Parti başkanlığı adaylığındaki rakipleri Liz Kendall, Yvette Cooper ve Andy Burnham sokak tacizlerini engellemeye yönelik tasarının içinde yer alan Corbyn’in bu teklifini lanetlerken bu teklifin tacizleri bitirmeye yönelik çalışmalarda yenilgiyi kabul etmekle eşdeğer olduğunu savunuyorlar.
Toplu taşımada ayrı otobüsler ya da vagonlar dünyanın bir kaç ülkesinde kullanılıyor. Bu ülkeler çoğunlukla kurumsallaşmış cinsel ayrımcılığın ve ciddi cinsel taciz vakalarının bulunduğu yerler.

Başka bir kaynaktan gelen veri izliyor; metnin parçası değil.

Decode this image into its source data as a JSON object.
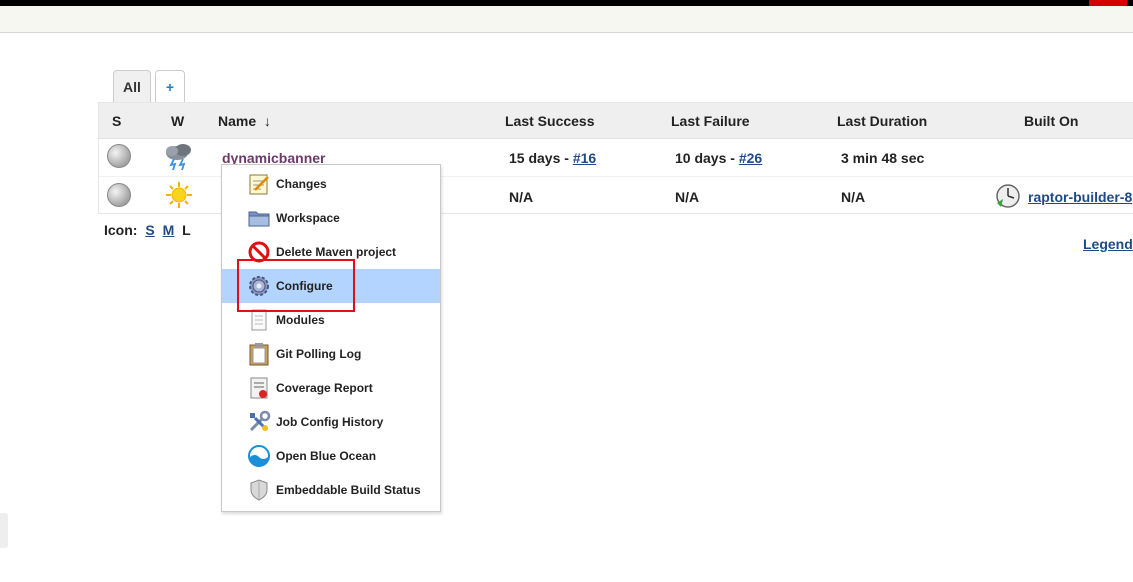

Bu uygulamaların başarı oranları ise tartışmalı. Bazı kadınlar bu tip ayrı bölümleri güvenli birer cennet gibi görürken diğerleri ise bunun daha geniş kötü muamelelerin yaygınlaşmasına sebep olacağı görüşünde.
Türkiye’de de bir süre önce pembe otobüsler tartışmaya açılmıştı. Neyse ki sivil toplumdan özellikle kadınlardan gelen tepkiler sonucunca rafa kaldırıldı. Umarız yine seçim döneminde veya sonrasında tekrar gündeme getirilmez.
Çünkü bu uygulama tam anlamıyla kadınların ikinci sınıf vatandaş olduğunu tescillemekle eşdeğer. Kadınlar sadece toplu taşıma araçlarında mı cinsel tacize maruz kalıyor? Sokaklardaki, işyerlerindeki sapıkları ne yapacağız?
Ulaşımda ayrımcılık, “erkekler kadınlara saldırır bu normal bir erkek davranışıdır” demekten farkı olmayan bir uygulama. Tescilli katillerin sokakta dolaşmasına izin verip insanları öldürülmesin diye evlere kapatmaya benziyor.
Eminim İşçi Partili Jeremy Corbyn’in böyle bir niyeti yoktu ama bu öneriyi hangi ülkede olursa olsun kadınların toplumsal hayattan adım adım koparılması stratejisinin bir başlangıcı olarak okumak gerekir.
The Guardian’da verilen haberdeki ayrı taşıma aracı uygulaması olan ülkelere bir göz atacak olursak zaten bu uygulamanın kadınları korumaya yönelik olmadığı tüm açıklığıyla ortaya çıkıyor...
HİNDİSTAN
Hint metrolarında yaygın olan cinsel tacizi engellemek amacıyla sadece kadınlara özel vagonlar var. 2009 yılından beri ise sadece kadınlara hizmet veren trenler mevcut ancak bu trenlerde de çalışanlar erkek.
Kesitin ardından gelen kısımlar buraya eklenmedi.